Quantinuum Completes $1.68 Billion IPO, Pricing at $60 Exceeds Expected Range

Taylor Wilson
Published 2026-06-04About 4 min read

Honeywell's quantum-computing unit Quantinuum priced its IPO at $60 a share, raising $1.68 billion — both price and share count broke above the elevated range, a clear signal of red-hot institutional demand.

01

How far above expectations did this land?

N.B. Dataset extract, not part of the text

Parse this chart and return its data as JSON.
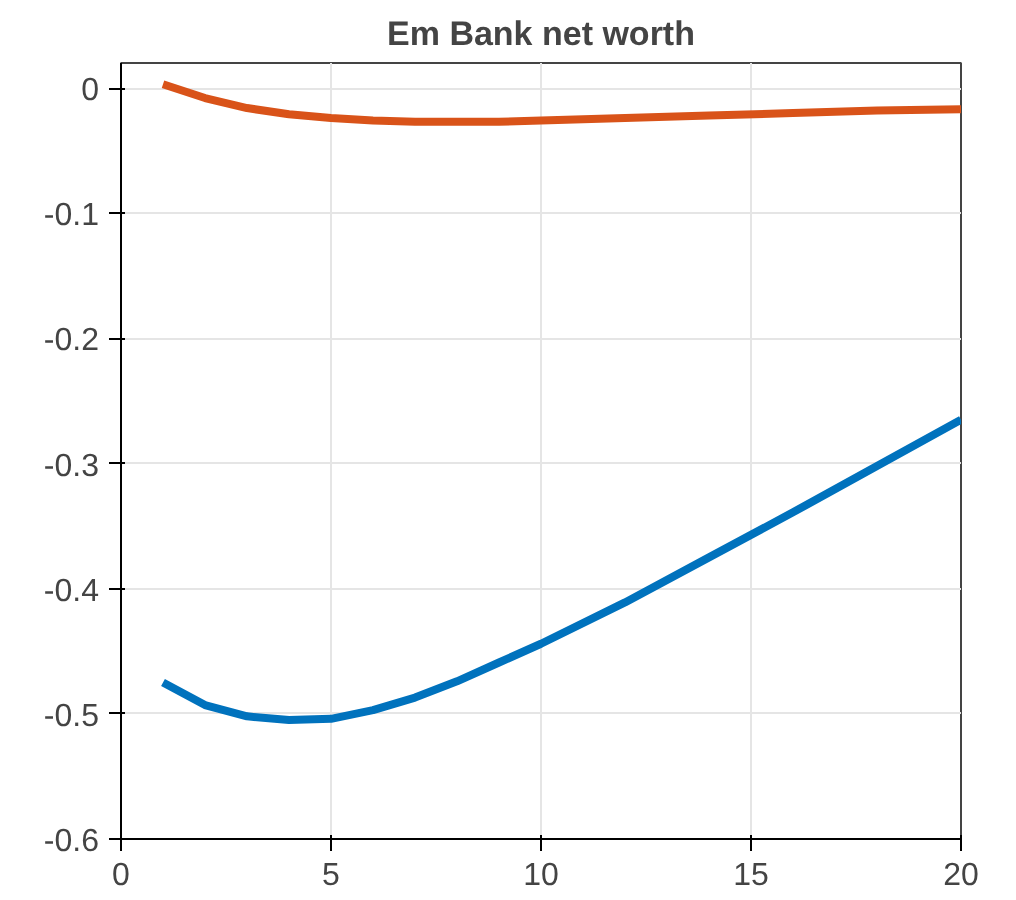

Quantinuum's indicative range had already been raised to $53–$55. The final price came in at $60 — roughly 9% above the top.
Share count also grew from 26.5 million to 28 million, pushing total proceeds to $1.68 billion.
This means → price *and* size both exceeded the cap. That combination typically signals oversubscription — investors were fighting for allocations.
02

Who is Quantinuum?

Quantinuum is the quantum-computing arm of Honeywell (HON), headquartered in Broomfield, Colorado.
Shares will begin trading Thursday on the Nasdaq Global Select Market under the ticker "QNT".
JPMorgan and Morgan Stanley served as joint lead bookrunners — two top-tier banks co-leading is itself a vote of confidence in the deal.
03

The price is set — what matters next?

In plain terms = a hot IPO price is only half the story. The real test is the secondary market — whether the stock can hold $60 once regular trading begins.
This reflects a market that is pricing in high expectations for quantum-computing commercialization, even as the gap between expectations and real-world deployment remains wide.
A first-day break below the IPO price would cool valuations across the quantum sector; a strong open would reinforce the thesis that the runway is real.

Content is for reference only, not financial advice.